My research examines questions at the nexus of race, identity, neoliberalism and the cultural politics of education. I also have a broader interest in how the logic of racial capitalism is mapped on to school spaces to construct narratives of racial progress. My current project explores identity work (construction, negotiation, and presentation of identities) among students of color in transitional school programs: non-profit organizations that recruit poor and working class students of color and prepare them to transition from mostly public schools in urban communities to elite, private schools. I am also currently co-writing a paper (with Amelia Herbert) about the master narrative of public schools as the “Great Equalizer” between all children and how its universal language, unmatched in practice, serves as a political actor that simultaneously validates one characterization of history and invalidates others.

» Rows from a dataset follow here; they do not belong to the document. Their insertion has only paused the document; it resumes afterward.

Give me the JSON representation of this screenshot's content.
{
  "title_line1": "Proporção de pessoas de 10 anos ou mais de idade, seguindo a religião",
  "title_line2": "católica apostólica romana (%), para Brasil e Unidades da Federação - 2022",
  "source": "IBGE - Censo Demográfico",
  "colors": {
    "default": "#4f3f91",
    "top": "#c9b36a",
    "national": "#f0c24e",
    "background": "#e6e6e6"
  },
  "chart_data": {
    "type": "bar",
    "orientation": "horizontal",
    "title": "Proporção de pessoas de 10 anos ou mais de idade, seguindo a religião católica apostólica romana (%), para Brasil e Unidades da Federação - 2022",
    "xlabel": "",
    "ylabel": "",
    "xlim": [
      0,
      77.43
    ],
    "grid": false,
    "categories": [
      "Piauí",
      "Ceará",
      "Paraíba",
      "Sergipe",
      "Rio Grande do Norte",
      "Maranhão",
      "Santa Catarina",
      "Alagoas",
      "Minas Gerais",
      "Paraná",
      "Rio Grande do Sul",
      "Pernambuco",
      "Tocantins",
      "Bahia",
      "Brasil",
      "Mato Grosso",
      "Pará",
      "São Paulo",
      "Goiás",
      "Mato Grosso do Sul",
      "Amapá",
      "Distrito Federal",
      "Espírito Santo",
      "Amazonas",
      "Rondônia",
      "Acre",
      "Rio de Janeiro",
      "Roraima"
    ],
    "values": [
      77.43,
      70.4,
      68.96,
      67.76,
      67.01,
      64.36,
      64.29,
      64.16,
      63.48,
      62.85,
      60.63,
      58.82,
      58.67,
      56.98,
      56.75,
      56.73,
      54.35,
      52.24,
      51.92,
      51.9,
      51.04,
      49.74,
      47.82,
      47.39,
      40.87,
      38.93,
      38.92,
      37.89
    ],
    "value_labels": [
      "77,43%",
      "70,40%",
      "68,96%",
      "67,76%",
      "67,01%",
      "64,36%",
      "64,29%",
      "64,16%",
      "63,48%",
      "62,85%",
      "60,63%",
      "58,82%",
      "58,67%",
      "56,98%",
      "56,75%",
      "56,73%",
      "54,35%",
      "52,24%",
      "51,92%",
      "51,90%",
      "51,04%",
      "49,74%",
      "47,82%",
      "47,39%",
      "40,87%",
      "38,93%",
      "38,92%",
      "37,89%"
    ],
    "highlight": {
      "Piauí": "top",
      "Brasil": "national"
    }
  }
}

I am a facilitator for Reimagining Education Summer Institute; a professional development summer institute for teachers, school administrators, and stakeholders interested in creating learning spaces for racially, ethnically, and socioeconomically diverse student bodies. Recently, I was a research assistant at the Center for Understanding Race in Education at Teachers College working on The Public Good project, a partnership with the center and New York Appleseed committed to assisting schools in navigating the process of creating and sustaining racially, ethnically, and socioeconomically diverse public schools in gentrifying neighborhoods.
I received my MA degree in sociology and education from Teachers College, Columbia University and a BA degree in sociology from Loyola University Maryland from my hometown in Baltimore City.